The primary limitations of our study are the small number of patients in the study and control groups due to the low prevalence of mesothelioma in young patients and selection criteria for the comparison group, respectively, the absence of asbestos fiber counts in our study and comparison groups as an objective measure of exposure, and the need to use immunohistochemistry as a surrogate for BAP1 gene alterations in the study group. Additionally, since our control group was selected on the basis of availability of next-generation sequencing results, the time period during which older patients were treated was more limited and recent than the study group time period, raising the possibility that there were differences in patient management and treatment efficacy between the groups that could affect survival analysis.

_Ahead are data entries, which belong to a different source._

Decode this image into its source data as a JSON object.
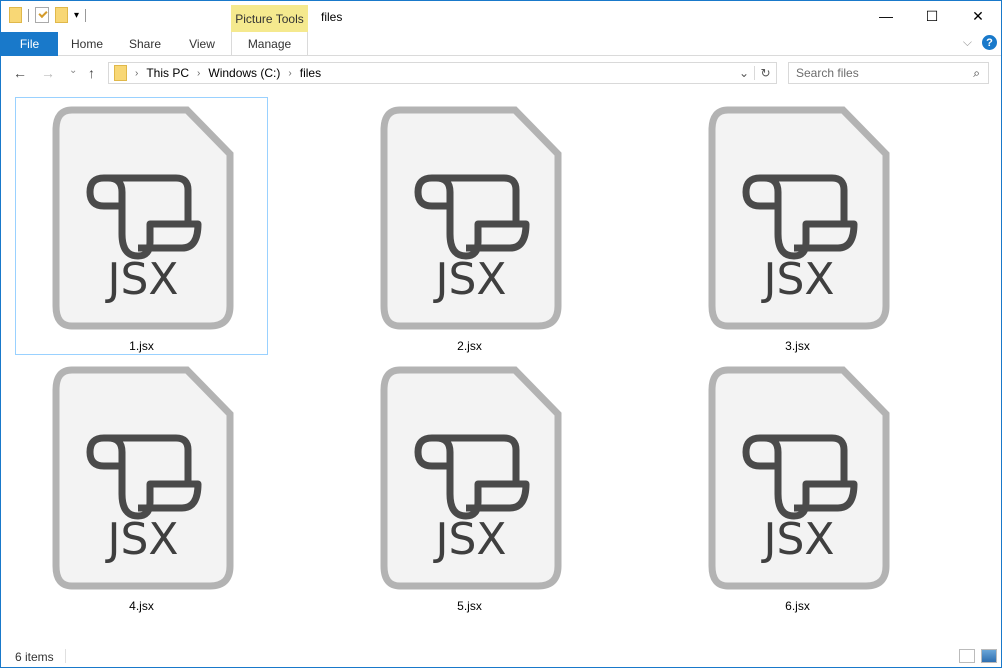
{
  "window": {
    "title": "files",
    "context_tab": "Picture Tools",
    "min": "—",
    "max": "☐",
    "close": "✕"
  },
  "ribbon": {
    "tabs": [
      "File",
      "Home",
      "Share",
      "View",
      "Manage"
    ],
    "help": "?",
    "collapse": "⌵"
  },
  "nav": {
    "back": "←",
    "forward": "→",
    "recent": "⌄",
    "up": "↑",
    "breadcrumb": [
      "This PC",
      "Windows (C:)",
      "files"
    ],
    "separator": "›",
    "dropdown": "⌄",
    "refresh": "↻"
  },
  "search": {
    "placeholder": "Search files",
    "icon": "⌕"
  },
  "files": [
    {
      "name": "1.jsx",
      "selected": true
    },
    {
      "name": "2.jsx"
    },
    {
      "name": "3.jsx"
    },
    {
      "name": "4.jsx"
    },
    {
      "name": "5.jsx"
    },
    {
      "name": "6.jsx"
    }
  ],
  "icon_text": "JSX",
  "status": {
    "count": "6 items"
  }
}
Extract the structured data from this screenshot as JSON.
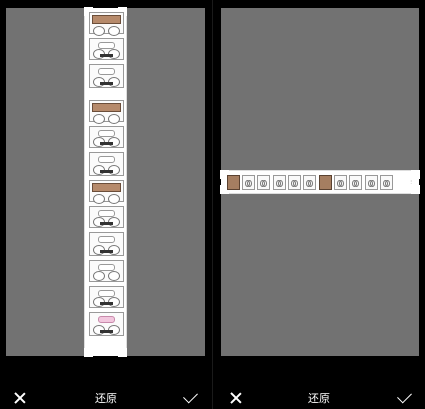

Our findings must be interpreted within the context of these limitations; nevertheless, the distribution of demographic data and histologic types of mesothelioma in our study and comparison groups are in agreement with prior epidemiologic characterizations of these patient populations,5, 6, 7 and our results therefore still suggest a number of interesting conclusions that merit further study. Young patients had an equal sex distribution, were less likely to report asbestos exposure, and had a different genomic profile than our older comparison group, confirming similar prior reports7, 9, 10, 13, 14, 37, 42 and suggesting that other pathogenetic pathways may play a greater role in this demographic group than in older patients. Specifically, mantle radiation, which has previously been associated with malignant mesothelioma and a distinct genomic profile similar to tumors in our study group,26, 27 was significantly more prevalent in our study group and may represent one such etiologic agent. Among young patients with pleural mesothelioma, a higher prevalence of family history of breast cancer, lower prevalence of CDKN2A deletion, potentially lower prevalence of somatic BAP1 alteration, and longer overall survival among epithelioid mesotheliomas suggest that pleural diffuse malignant mesothelioma in patients aged 35 years and younger has unique biological features and may be driven by different oncogenetic events than pleural diffuse malignant mesothelioma in older patients. Our results must be confirmed by studies of larger patient cohorts with systematic evaluation of genomic and clinical characteristics, but indicate that pleural diffuse malignant mesothelioma in young patients is associated with distinct clinical and genetic characteristics that may provide insight into the complex pathogenetic mechanisms of mesothelioma.